What does “connection” in dressage training? It’s a word you will have almost certainly heard many times, but the concept of dressage connection is not the most straightforward and can cause confusion, especially when discussed in conjunction with the contact.
Luckily, renowned German judge and trainer Christoph Hess is able to sum up very clearly what connection, and a horse being “through”, actually means, as part of the British Dressage Convention earlier this month.
“Connection means energy from behind flowing through the whole body of the horse, into the mouth,” says Christoph. “The secret of classical riding, and how to win medals in dressage, is developing this feeling and this picture.
“What we see in the front [of the horse] is the result of the activity from behind: the hind legs through to the back, the neck, the poll and then the mouth. A rider can feel with their fingers the activity of the hind legs, via the contact.”
So far, so straightforward, but how can a rider actually start to develop or improve the connection in their dressage training? It’s important to remember that all the other scales of training play into it, especially rhythm, suppleness, straightness and impulsion, all of which contribute to a good connection being established.

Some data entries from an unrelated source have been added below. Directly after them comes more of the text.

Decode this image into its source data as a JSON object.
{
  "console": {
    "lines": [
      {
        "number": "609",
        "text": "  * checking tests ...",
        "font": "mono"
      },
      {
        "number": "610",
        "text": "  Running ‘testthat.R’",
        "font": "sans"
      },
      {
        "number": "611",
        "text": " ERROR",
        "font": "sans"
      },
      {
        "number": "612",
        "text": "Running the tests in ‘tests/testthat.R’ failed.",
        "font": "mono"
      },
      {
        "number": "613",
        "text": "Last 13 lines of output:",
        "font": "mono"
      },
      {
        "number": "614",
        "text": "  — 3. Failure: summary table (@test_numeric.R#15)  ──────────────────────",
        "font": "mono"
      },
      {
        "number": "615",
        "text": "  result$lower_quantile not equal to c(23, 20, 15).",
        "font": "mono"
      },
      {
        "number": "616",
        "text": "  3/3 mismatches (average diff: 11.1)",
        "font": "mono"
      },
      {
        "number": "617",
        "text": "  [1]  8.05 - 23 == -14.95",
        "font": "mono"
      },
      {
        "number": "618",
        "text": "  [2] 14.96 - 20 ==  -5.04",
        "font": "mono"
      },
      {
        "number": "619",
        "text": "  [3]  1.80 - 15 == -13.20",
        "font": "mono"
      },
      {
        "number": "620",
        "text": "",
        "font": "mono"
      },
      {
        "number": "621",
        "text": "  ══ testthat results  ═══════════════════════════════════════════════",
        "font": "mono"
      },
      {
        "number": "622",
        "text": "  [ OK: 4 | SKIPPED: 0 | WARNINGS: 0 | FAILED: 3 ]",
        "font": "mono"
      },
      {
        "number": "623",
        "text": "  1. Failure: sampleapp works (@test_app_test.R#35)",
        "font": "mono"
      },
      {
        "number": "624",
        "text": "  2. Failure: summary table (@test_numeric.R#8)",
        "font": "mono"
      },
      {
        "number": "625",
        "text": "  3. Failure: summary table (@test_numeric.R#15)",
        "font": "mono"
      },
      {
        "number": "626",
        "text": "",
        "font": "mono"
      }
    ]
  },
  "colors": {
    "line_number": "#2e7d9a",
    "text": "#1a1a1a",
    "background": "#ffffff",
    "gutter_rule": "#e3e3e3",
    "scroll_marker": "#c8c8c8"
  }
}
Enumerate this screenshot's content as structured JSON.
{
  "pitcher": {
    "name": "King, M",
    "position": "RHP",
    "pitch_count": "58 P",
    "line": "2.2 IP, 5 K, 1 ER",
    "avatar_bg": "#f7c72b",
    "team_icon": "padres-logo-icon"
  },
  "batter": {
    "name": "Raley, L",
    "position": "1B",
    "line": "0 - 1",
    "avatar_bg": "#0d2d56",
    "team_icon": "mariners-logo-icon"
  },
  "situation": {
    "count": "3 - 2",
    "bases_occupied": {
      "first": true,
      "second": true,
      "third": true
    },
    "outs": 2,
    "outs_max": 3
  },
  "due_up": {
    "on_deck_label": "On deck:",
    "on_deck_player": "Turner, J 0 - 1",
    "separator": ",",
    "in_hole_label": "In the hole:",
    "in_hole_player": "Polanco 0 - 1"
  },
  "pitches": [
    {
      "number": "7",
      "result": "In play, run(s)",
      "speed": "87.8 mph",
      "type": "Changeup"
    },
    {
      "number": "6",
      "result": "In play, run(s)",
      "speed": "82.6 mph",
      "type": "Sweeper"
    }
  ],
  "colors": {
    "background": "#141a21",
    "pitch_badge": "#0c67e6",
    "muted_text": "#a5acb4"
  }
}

Christoph also advises a particularly effective technique to help develop a good connection: riding in a light seat.
“It is good for riders of all levels to help give the horse’s back a little more freedom,” he says, advising riding a large circle in canter, then coming into a light seat.
“You should be able to ride a whole test in a light position,” he says.
“Many riders think dressage is just sitting trot, but I think the light seat can also be part of a dressage session. The light seat is a position that makes horses happy; it is a welfare position.
“Over the centre line give with both reins. Giving a longer rein helps a horse use his body and open the body. When a horse is able to use his whole body and swing over the back, then you get a good connection.”